Jenise wrote:David, how rare are especially dry styles like this Kunstler, or is it simply more prevalent in cooler vintages?
'99 was anything but a cooler vintage. In fact it was the lowest acid vintage (hence the "sweetest" in general) from 1998-2002. Not until 2003 did we have a warmer/lower acid vintage.
I would suspect that given Kunstler's favor towards drier styles that you are dealing with a producer thing, not a vintage thing. I might venture to suggest you try a bottle of the 2004 Gunderloch Riesling Dry as your next experiment. It's in screwcap!
There's not a lot of dry German Riesling that makes it here, for the simple reasons that the US market likes them much less than I do (I love dry Riesling), and the German market demands nothing but dry wines, so the producers are happy to keep it at home.

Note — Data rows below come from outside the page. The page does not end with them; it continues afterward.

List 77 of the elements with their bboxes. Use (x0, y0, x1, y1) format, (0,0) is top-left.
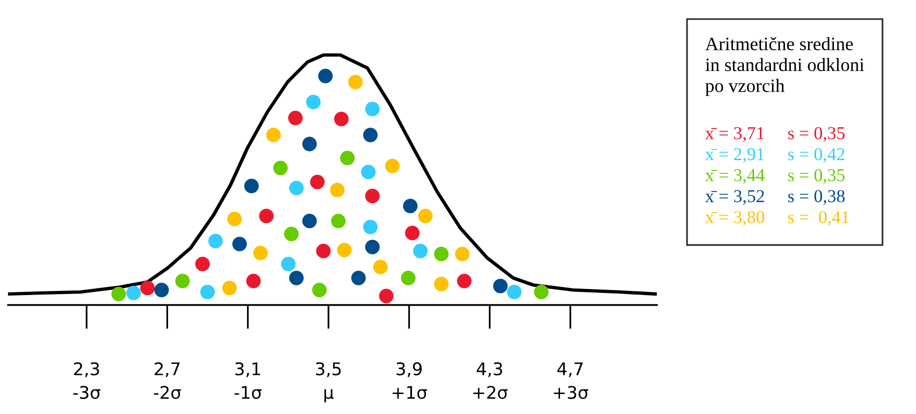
x2-tick-label: +3σ (554, 386, 588, 399)
point (413, 244, 428, 258)
point (140, 280, 155, 296)
point (126, 286, 141, 300)
x2-tick-label: -3σ (73, 386, 100, 399)
point (288, 110, 303, 126)
point (306, 94, 321, 110)
point (208, 234, 223, 248)
point (302, 214, 317, 228)
point (405, 226, 420, 240)
point (227, 212, 242, 226)
x2-tick-label: +2σ (473, 386, 508, 399)
point (281, 256, 296, 272)
x2-tick-label: -2σ (154, 386, 181, 399)
point (253, 246, 268, 260)
point (302, 136, 317, 152)
point (266, 128, 281, 142)
point (289, 180, 304, 196)
point (246, 274, 261, 288)
point (385, 158, 400, 174)
point (434, 246, 449, 262)
x2-tick-label: -1σ (234, 386, 262, 399)
point (111, 286, 126, 302)
point (273, 160, 288, 176)
x2-tick-label: μ (324, 389, 334, 402)
point (361, 164, 376, 180)
point (330, 182, 345, 198)
point (222, 280, 237, 296)
x-tick-label: 4,7 (557, 362, 583, 378)
point (154, 282, 169, 298)
x2-tick-label: +1σ (392, 386, 427, 399)
text: x̄ = 3,80 s = 0,41 (705, 211, 849, 226)
point (373, 260, 388, 274)
text: x̄ = 2,91 s = 0,42 (705, 148, 844, 163)
point (340, 150, 355, 166)
point (318, 68, 333, 84)
x-tick-label: 4,3 (476, 362, 502, 378)
legend-title: Aritmetične sredine in standardni odkloni po vzorcih (705, 37, 864, 96)
point (244, 178, 259, 194)
point (334, 112, 349, 126)
point (401, 270, 416, 286)
point (363, 128, 378, 142)
point (310, 174, 325, 190)
point (348, 74, 363, 90)
text: x̄ = 3,44 s = 0,35 (705, 169, 845, 184)
point (434, 276, 449, 292)
point (363, 220, 378, 234)
point (493, 278, 508, 294)
point (284, 226, 299, 242)
point (534, 284, 549, 300)
point (232, 236, 247, 252)
point (200, 284, 215, 300)
point (351, 270, 366, 286)
point (507, 284, 522, 300)
x-tick-label: 2,3 (74, 362, 100, 378)
point (365, 102, 380, 116)
point (259, 208, 274, 224)
point (316, 244, 331, 258)
x-tick-label: 2,7 (154, 362, 180, 378)
x-tick-label: 3,1 (235, 362, 260, 378)
point (337, 242, 352, 258)
point (403, 198, 418, 214)
point (195, 256, 210, 272)
point (455, 246, 470, 262)
point (457, 274, 472, 288)
text: x̄ = 3,52 s = 0,38 (705, 190, 845, 205)
point (379, 288, 394, 304)
x-tick-label: 3,5 (316, 362, 341, 378)
point (331, 214, 346, 228)
point (312, 282, 327, 298)
point (365, 188, 380, 204)
text: x̄ = 3,71 s = 0,35 (705, 127, 845, 142)
x-tick-label: 3,9 (396, 362, 422, 378)
point (365, 240, 380, 254)
point (418, 208, 433, 224)
point (289, 270, 304, 286)
point (175, 274, 190, 288)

I would love to know your reaction to some of the drier tasting halbtrocken wines. 2 of my favorites in the 2004 vintage (hence they are available) are the Selbach-Oster Zeltinger Himmelreich Riesling Kabinett Halbtrocken and the Schafer-Frolich Riesling Halbtrocken (oh...and the Lingenfelder Grosskarlbacher Burgweg Scheurebe Kabinett Halbtrocken). All are incredibly versatile, food friendly wines that I am cellaring by the case. They are all pretty cheap to boot.